Trop d’impôt tue l’impôt

C’est ce slogan d’une banalité affligeante qui semble avoir été le moteur du candidat Macron depuis sa première campagne présidentielle, au point qu’il en fasse l’alpha et l’oméga de sa politique, le point fixe autour duquel devaient s’articuler ses choix et ses priorités. Il s’était alors engagé à ne créer aucun impôt nouveau, un mantra repris scrupuleusement par son inamovible ministre des Finances, Bruno Le Maire. Le Président avait d’ailleurs justifié son entêtement à ne rien céder sur l’âge de la retraite par le refus obstiné de renoncer à cet engagement, ce qui aurait, selon lui, endetté exagérément les générations à venir.

Emmanuel Macron avait raison sur un point : l’impôt a toujours eu mauvaise presse, du simple fait de son origine étymologique, qui affirme son caractère arbitraire, car il est imposé aux citoyens. On lui a souvent préféré le terme de contribution, qui souligne une forme de consentement, d’effort réparti sur l’ensemble de la communauté, permettant, dans l’idéal, une mise en commun des ressources disponibles en corrigeant les inégalités sociales. De ce point de vue, l’impôt le plus inégalitaire est celui qui s’applique indifféremment à tous les produits, sans tenir compte de la richesse ou de la pauvreté de celui qui les achète. Le prototype de cet impôt dit indirect est sans doute la TVA, dont le taux « normal » est actuellement de 20 %, ce qui représente une forme de racket de l’état, qui prélève, au passage, une part non négligeable d’une richesse produite par d’autres acteurs de l’économie, bénéficiant ainsi d’une rente de situation. Diverses circonstances ont cependant grevé le budget de l’état et l’a amené à creuser un déficit record, qu’il va devoir commencer à combler, avec les sous… du contribuable.

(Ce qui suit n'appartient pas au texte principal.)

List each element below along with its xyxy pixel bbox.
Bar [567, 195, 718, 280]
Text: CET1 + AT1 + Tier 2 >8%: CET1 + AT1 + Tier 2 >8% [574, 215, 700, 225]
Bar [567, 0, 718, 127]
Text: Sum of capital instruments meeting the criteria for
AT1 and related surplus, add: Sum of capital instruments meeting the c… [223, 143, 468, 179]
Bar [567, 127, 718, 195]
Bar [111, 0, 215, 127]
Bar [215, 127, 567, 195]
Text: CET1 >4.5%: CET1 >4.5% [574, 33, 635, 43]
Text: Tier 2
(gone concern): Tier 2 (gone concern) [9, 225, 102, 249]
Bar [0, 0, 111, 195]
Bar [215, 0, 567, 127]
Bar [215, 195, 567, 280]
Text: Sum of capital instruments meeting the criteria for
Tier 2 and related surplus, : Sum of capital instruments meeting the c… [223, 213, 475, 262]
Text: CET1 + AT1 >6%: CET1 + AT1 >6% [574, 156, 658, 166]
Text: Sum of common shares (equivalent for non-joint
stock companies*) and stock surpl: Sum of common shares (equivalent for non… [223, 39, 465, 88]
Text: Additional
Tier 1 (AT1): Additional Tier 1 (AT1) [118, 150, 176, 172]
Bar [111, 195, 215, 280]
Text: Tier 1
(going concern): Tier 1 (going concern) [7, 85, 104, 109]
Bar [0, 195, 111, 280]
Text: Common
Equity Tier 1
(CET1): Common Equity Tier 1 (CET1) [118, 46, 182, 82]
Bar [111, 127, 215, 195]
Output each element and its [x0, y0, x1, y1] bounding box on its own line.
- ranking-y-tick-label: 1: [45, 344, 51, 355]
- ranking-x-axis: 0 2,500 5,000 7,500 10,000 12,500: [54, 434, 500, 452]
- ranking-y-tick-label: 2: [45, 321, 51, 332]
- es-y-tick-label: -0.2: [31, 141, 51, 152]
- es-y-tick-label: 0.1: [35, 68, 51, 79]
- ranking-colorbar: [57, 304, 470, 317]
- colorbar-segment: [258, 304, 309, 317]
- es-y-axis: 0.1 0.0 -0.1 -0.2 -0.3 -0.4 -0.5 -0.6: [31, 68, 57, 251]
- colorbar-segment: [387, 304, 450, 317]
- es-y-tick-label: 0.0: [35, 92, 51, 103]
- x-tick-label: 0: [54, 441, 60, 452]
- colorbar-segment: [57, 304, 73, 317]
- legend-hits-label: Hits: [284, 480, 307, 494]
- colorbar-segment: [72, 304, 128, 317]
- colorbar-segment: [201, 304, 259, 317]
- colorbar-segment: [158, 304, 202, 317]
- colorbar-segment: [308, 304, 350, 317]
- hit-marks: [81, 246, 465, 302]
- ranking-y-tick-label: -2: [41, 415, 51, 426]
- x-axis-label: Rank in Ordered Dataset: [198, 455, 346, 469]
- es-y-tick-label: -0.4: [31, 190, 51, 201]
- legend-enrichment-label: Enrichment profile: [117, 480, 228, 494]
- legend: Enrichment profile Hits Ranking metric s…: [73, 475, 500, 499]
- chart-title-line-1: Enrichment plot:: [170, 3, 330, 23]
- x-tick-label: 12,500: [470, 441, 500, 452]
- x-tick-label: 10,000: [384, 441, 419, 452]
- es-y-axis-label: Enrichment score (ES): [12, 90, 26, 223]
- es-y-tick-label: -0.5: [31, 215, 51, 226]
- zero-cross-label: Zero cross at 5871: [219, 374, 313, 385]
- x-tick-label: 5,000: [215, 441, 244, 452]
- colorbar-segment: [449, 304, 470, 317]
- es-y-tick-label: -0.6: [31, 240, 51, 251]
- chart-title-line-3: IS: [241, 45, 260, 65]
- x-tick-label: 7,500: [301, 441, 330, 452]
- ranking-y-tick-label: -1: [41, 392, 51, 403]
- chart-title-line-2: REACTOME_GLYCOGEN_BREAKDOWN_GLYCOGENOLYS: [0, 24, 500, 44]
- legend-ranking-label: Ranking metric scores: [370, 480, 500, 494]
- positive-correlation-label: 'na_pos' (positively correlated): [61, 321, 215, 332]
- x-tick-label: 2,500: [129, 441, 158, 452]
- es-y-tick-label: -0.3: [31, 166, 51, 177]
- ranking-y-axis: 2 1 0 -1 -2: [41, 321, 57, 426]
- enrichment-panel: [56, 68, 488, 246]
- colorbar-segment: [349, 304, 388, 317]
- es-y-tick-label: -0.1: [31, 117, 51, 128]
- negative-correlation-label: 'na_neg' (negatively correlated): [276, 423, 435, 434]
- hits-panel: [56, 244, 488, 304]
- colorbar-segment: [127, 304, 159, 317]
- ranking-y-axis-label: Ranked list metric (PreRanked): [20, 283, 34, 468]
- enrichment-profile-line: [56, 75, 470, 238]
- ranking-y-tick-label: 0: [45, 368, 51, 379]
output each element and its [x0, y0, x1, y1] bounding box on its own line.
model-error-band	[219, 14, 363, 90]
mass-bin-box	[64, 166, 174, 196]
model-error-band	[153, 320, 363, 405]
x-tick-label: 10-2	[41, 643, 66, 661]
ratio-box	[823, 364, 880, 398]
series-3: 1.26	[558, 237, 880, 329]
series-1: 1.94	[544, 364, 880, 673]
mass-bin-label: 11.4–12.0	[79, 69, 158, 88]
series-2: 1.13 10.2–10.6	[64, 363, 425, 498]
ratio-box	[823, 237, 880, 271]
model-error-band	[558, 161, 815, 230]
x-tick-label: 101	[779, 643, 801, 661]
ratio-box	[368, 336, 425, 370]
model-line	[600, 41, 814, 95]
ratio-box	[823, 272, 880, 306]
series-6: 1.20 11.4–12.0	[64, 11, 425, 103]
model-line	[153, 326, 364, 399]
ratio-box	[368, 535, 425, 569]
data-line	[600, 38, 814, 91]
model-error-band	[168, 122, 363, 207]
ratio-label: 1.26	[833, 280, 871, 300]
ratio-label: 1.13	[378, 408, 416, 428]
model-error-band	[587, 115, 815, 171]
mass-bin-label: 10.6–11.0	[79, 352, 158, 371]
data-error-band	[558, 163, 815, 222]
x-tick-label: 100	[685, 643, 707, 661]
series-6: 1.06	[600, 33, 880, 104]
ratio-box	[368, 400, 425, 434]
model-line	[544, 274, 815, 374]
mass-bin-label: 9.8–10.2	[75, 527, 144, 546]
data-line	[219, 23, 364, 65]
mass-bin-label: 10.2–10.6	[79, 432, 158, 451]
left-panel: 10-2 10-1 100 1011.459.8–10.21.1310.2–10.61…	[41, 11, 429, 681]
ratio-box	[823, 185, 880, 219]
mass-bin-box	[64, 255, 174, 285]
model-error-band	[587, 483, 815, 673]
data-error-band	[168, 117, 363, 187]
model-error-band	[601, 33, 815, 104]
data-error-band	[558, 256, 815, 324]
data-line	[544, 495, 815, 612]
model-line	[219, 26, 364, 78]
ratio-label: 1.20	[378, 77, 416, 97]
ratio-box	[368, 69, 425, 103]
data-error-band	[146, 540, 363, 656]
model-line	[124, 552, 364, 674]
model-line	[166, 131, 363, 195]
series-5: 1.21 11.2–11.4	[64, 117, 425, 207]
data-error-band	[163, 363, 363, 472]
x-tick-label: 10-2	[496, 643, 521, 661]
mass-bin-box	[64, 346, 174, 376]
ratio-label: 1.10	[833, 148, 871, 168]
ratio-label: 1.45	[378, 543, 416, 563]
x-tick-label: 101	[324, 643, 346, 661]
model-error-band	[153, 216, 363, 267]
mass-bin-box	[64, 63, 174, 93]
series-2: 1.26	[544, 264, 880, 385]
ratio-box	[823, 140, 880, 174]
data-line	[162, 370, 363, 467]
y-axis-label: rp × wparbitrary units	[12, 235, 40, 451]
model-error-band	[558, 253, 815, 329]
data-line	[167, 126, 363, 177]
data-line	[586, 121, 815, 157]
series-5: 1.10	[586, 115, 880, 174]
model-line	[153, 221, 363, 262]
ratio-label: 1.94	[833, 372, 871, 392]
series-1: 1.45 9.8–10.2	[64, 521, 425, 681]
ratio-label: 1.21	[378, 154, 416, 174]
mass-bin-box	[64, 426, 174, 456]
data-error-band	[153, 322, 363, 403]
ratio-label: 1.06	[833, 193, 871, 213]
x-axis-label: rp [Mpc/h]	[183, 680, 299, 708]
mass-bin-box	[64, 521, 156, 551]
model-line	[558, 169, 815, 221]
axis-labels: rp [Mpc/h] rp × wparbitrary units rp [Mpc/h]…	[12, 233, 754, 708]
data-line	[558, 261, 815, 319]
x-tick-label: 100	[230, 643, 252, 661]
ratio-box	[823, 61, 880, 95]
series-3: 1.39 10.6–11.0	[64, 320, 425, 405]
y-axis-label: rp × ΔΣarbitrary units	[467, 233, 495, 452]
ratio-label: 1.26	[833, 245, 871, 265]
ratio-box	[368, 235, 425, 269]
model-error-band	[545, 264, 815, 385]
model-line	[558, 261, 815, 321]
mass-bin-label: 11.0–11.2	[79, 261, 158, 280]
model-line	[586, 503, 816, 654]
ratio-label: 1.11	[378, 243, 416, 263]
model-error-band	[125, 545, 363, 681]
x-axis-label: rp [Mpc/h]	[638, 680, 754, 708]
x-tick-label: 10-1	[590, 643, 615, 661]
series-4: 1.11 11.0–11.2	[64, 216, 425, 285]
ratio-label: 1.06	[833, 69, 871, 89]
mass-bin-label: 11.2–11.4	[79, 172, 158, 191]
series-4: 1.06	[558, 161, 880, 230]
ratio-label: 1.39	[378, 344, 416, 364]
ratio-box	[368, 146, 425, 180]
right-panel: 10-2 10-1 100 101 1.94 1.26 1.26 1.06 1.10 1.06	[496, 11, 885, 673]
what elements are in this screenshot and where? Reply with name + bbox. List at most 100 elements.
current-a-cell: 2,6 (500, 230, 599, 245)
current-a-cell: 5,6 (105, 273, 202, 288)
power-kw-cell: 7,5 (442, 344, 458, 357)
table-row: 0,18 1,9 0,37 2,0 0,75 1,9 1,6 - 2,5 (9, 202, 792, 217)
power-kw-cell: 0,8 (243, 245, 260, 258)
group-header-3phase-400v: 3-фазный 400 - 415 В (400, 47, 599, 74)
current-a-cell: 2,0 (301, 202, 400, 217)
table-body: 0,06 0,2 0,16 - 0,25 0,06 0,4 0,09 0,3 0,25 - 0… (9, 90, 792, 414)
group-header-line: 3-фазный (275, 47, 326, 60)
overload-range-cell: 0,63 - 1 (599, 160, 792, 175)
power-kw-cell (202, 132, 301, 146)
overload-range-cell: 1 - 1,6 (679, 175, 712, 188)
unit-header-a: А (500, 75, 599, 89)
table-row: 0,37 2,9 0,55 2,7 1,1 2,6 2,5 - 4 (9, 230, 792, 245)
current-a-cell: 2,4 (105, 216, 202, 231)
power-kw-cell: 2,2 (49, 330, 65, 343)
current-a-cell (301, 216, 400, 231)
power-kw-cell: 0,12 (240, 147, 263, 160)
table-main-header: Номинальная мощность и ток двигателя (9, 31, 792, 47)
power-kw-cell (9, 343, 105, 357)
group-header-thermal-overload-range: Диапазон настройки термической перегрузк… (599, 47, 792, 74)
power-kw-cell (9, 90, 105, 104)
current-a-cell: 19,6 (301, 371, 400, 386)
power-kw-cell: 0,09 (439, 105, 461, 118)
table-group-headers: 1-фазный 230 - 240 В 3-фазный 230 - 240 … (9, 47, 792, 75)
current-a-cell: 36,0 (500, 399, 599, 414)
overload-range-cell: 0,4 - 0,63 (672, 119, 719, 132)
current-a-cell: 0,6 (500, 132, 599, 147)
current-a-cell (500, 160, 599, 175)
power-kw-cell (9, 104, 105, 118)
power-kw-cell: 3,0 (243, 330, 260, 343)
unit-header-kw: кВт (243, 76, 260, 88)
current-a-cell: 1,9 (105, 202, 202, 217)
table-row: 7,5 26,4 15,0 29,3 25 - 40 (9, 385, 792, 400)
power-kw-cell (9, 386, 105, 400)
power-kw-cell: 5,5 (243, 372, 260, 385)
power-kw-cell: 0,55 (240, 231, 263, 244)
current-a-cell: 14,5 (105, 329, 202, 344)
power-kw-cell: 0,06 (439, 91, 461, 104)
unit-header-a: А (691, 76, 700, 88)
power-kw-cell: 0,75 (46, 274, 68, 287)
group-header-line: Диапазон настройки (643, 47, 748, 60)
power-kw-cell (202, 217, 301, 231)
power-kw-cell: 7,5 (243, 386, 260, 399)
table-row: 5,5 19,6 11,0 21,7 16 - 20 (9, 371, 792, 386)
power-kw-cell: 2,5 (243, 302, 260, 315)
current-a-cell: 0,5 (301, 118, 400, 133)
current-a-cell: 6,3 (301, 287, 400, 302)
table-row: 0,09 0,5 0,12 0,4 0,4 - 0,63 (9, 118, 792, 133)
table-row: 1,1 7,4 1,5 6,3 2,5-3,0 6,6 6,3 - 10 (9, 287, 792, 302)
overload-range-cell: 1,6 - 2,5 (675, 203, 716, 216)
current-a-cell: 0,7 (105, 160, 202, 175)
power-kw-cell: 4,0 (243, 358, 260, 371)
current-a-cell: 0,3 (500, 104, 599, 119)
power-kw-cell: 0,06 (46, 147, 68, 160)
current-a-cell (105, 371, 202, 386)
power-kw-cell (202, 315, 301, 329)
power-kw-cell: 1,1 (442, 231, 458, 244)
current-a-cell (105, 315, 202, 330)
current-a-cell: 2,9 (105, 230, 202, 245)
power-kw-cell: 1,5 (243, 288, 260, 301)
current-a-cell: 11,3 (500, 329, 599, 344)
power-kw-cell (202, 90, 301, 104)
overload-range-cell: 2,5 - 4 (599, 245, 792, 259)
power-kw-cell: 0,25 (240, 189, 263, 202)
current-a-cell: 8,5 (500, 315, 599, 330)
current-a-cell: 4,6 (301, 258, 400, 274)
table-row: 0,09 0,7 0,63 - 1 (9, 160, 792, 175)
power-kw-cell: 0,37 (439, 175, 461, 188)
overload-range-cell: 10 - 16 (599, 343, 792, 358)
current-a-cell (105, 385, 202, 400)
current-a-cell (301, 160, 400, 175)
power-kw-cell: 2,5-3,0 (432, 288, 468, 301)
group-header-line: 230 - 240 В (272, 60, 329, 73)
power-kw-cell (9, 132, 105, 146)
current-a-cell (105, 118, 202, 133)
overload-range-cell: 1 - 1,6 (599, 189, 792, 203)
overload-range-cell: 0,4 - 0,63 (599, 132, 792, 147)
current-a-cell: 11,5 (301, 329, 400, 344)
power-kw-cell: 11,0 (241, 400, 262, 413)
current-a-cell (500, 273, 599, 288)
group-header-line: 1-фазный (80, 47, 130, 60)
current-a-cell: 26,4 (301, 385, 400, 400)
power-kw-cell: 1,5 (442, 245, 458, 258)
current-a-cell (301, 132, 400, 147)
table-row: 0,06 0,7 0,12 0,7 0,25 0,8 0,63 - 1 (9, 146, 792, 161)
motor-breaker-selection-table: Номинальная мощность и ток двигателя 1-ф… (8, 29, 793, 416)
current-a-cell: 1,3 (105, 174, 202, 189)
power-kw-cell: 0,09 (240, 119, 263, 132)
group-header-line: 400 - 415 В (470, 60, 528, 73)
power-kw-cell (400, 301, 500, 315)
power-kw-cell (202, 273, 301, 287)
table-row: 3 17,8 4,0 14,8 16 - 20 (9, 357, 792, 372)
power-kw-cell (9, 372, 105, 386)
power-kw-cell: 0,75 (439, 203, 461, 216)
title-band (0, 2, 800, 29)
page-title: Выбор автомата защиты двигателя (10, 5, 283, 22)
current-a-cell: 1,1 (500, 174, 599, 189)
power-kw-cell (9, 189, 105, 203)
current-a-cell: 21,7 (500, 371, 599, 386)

Pas d’impôts nouveaux, donc, mais rien n’empêchera le gouvernement d’augmenter ses « recettes de poche » telles que les taxes sur le tabac et l’alcool, au nom des exigences, réelles, de santé publique. Il peut aussi rançonner les sociétés d’autoroutes, qui, devinez quoi ? s’empresseront de répercuter leurs prélèvements sur les automobilistes. Il est aussi question de supprimer la détaxation des carburants non routiers, au grand dam des professions concernées, et de revenir sur l’avantage concédé au transport aérien, désormais décrié, en appliquant une taxe sur le kérosène comparable à celle qui touche la route ou la voie ferrée. L’imagination des fonctionnaires de Bercy fera le reste, et elle ne manque pas. Ce sont les arbitrages qui vont être compliqués. On dit que dans chaque niche fiscale se cache un chien, prêt à mordre la main qui l’a nourri. À force de vouloir contenter tout le monde et son père, ce gouvernement de plus en plus fantoche pourrait finir par mécontenter trop de catégories sociales et toucher ainsi les limites du miracle permanent lié à l’article 49 alinéa 3 de la Constitution, au point de faire voter une motion de défiance entraînant sa chute.